When more features become a way to avoid clarity
Why founders often default to building when they should be listening—and how a few good questions can change everything.
There’s a moment many founders recognize, whether they admit it or not.
Growth is slower than expected. Users aren’t sticking. Investors are asking questions you can’t answer properly.
So you do what feels safest: you start building.
Another feature. A redesign. Maybe a referral loop.
It feels like forward motion. You’re working. You’re solving.
Except, you’re probably not.
In my own startup journey, and now in the companies I advise, I’ve seen this again and again.,Building becomes the coping mechanism. Because facing the real issue is uncomfortable.
And the real issue, more often than not, is this:
You don’t have clarity on what problem you’re solving—or for whom.

We default to control when we lose direction
When you don’t know whether you’re solving something important, the temptation is to compensate with motion.
Let’s just keep building. Something will stick.
But a product rarely saves a business that lacks product–problem clarity.
And I think part of the reason this keeps happening is cultural.
We’ve created a startup world where launching is treated as success in itself.

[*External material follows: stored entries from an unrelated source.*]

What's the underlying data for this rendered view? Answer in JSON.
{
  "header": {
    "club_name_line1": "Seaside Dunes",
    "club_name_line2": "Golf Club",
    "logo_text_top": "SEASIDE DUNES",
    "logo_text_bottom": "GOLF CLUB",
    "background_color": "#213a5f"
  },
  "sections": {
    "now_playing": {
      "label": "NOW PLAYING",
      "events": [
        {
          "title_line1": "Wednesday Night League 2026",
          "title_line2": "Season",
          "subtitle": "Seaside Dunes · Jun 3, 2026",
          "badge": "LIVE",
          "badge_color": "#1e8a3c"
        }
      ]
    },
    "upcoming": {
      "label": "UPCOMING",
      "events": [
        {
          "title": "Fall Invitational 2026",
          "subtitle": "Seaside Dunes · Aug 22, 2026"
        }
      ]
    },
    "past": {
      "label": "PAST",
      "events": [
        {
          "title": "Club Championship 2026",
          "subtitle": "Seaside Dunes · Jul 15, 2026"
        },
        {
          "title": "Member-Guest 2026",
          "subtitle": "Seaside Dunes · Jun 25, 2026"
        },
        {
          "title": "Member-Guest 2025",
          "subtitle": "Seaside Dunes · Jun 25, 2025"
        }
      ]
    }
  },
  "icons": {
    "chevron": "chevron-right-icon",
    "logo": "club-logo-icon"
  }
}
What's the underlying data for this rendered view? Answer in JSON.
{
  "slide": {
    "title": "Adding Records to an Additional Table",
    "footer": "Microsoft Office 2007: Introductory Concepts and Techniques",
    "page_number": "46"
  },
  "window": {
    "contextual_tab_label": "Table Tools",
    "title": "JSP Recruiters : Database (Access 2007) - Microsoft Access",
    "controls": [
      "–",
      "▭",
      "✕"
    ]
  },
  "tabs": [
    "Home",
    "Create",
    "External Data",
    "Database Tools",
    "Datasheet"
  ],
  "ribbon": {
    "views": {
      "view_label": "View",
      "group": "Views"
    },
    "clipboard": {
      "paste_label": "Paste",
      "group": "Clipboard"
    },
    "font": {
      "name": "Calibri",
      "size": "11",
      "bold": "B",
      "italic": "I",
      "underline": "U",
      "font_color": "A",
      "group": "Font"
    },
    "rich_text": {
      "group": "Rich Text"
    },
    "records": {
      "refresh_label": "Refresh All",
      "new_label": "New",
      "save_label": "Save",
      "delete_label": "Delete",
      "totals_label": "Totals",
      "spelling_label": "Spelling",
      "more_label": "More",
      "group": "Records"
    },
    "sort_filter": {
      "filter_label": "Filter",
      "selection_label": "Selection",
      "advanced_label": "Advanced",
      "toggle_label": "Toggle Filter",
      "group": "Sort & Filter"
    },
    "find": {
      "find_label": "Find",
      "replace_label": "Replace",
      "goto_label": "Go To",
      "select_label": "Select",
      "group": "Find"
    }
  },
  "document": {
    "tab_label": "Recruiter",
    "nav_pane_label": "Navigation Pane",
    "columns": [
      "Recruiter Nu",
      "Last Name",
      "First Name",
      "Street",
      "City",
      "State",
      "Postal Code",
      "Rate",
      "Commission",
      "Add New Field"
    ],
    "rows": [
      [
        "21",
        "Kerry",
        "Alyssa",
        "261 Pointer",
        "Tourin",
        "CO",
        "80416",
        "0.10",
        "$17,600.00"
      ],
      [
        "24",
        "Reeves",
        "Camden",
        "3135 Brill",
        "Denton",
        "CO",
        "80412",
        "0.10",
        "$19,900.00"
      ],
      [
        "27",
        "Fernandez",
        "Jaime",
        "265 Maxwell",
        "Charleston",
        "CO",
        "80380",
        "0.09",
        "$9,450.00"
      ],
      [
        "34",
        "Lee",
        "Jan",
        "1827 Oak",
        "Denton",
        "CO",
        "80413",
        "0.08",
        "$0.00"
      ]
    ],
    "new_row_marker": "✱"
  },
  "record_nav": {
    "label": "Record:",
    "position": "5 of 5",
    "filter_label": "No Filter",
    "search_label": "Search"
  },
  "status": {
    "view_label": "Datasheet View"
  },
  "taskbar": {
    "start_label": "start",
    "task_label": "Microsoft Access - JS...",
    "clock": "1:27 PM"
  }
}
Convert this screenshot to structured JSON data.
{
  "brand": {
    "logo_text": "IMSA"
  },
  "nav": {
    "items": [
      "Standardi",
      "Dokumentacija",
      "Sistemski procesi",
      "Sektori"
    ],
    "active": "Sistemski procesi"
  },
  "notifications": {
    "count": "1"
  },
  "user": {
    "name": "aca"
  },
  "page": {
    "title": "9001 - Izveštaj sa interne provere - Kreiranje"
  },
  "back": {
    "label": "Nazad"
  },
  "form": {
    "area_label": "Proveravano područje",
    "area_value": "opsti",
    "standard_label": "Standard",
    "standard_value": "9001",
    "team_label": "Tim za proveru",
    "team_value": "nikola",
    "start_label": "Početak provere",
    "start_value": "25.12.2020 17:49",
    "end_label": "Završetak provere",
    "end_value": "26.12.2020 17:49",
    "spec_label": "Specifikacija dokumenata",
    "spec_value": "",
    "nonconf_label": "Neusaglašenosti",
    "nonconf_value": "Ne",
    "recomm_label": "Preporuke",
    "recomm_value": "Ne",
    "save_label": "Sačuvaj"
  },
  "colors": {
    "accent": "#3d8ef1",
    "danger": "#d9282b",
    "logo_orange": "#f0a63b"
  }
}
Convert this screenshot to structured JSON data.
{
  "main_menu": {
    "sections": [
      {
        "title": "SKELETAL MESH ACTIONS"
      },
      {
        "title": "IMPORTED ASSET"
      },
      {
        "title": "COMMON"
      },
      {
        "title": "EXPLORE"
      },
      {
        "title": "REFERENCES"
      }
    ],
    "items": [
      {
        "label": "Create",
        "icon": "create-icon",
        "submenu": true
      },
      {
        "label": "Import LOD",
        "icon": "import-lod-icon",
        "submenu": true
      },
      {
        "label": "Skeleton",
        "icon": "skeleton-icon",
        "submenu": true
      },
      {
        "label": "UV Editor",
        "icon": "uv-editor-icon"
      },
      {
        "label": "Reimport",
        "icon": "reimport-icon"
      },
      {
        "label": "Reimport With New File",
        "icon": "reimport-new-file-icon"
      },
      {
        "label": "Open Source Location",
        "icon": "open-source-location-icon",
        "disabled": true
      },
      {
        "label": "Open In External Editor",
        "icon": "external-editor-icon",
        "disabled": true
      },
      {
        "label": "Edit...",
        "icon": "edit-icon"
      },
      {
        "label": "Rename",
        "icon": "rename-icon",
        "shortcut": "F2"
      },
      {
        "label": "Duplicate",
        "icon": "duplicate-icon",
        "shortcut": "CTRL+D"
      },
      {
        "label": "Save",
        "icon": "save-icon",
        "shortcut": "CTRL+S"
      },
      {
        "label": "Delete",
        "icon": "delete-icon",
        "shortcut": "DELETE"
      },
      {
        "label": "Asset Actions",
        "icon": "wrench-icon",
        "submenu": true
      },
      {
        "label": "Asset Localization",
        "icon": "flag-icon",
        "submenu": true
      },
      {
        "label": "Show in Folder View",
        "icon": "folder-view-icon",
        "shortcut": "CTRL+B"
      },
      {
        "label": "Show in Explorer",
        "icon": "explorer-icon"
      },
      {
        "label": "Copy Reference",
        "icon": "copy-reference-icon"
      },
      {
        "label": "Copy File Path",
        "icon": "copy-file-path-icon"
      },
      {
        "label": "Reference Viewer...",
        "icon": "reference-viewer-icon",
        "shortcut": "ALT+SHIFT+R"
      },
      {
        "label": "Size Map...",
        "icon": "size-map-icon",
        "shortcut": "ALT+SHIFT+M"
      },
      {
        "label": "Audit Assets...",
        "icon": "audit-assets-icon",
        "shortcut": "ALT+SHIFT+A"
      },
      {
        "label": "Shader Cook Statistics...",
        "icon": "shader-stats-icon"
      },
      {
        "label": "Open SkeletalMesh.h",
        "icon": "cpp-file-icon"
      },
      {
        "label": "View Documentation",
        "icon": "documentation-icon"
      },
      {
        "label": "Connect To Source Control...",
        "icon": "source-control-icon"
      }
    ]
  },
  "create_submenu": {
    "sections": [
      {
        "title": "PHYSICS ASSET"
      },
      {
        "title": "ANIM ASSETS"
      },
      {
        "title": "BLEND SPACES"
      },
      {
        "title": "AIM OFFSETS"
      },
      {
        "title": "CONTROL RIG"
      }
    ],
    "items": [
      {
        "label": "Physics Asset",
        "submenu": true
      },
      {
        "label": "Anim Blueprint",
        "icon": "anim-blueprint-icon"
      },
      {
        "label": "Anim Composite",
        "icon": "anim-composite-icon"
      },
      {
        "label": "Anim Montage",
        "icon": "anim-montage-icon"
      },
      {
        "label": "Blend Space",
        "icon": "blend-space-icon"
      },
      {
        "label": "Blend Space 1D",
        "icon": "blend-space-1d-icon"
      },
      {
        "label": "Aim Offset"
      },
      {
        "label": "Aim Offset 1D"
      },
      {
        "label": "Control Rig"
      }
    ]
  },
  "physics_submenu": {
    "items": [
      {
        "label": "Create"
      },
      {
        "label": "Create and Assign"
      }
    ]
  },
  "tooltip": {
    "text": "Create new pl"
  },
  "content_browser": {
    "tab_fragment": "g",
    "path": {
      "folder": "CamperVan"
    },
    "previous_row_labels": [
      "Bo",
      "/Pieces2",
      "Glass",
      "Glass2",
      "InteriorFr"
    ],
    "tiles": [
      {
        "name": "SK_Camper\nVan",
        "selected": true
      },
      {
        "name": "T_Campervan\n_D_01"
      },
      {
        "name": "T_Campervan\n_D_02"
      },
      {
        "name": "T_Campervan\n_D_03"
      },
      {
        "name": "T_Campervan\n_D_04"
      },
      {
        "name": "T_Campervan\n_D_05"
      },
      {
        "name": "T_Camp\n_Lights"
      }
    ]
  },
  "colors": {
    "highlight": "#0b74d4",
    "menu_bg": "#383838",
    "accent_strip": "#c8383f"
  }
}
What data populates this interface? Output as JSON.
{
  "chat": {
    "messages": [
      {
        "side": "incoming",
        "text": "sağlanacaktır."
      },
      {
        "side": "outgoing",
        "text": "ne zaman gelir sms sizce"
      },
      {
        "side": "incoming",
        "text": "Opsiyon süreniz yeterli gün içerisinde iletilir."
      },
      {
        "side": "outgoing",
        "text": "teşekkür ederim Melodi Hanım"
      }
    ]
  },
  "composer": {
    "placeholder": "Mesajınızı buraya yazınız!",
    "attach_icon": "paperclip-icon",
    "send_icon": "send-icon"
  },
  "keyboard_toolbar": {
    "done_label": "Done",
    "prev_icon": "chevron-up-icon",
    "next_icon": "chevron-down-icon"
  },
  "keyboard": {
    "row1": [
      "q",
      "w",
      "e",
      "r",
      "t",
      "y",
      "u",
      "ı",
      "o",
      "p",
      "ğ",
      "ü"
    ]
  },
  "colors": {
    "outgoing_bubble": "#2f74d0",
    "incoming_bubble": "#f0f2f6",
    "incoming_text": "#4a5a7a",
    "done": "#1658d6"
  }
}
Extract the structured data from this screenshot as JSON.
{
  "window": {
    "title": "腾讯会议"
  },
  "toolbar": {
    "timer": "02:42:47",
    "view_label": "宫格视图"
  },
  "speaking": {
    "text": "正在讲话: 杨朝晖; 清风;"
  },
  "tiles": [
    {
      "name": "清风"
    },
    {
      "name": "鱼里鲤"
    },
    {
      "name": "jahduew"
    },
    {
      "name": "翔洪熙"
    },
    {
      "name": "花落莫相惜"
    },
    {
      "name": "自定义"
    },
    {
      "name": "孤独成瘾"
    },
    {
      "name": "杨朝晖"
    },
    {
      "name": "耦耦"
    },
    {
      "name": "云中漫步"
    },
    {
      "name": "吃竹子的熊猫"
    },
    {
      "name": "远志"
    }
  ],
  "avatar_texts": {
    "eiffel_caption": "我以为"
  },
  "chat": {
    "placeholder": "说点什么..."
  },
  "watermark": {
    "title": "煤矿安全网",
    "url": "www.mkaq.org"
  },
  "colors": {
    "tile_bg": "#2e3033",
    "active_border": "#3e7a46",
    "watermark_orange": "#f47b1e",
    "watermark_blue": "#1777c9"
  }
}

Where “execution” has become synonymous with “building.”
But execution should also mean discovery, listening, and focusing.
And most importantly: stopping to ask better questions.
Here’s a better way to spend your week
When I work with early-stage teams, I now insist on this simple but powerful exercise before anyone touches a roadmap.
Talk to 8–10 early customers. Ask them these questions:
What was going on in your life or work that made you start looking for a solution like ours?
What alternatives (including doing nothing) did you consider?
What made you try us? What tipped the decision?
If we disappeared tomorrow, what would you miss most?
That last one is the heart of it.
Because it cuts through positioning, brand, even usability—and gets straight to perceived value.
Why it works
These questions uncover:
The real trigger for behavior
What mattered in the decision
Where your product fits into their world
And most importantly—what they truly care about
If the answers surprise you, good.
That’s how you know you’re learning something useful.
Building clarity is building
Founders often worry that stopping to do this is a luxury they can’t afford.
But in my experience, clarity saves more time, money, and energy than any shortcut ever could.
If you're in the middle of a sprint, overwhelmed by what to prioritize next—this might be the most useful thing you can do.
And if you’ve already done something similar, I’d love to hear what you learned from it.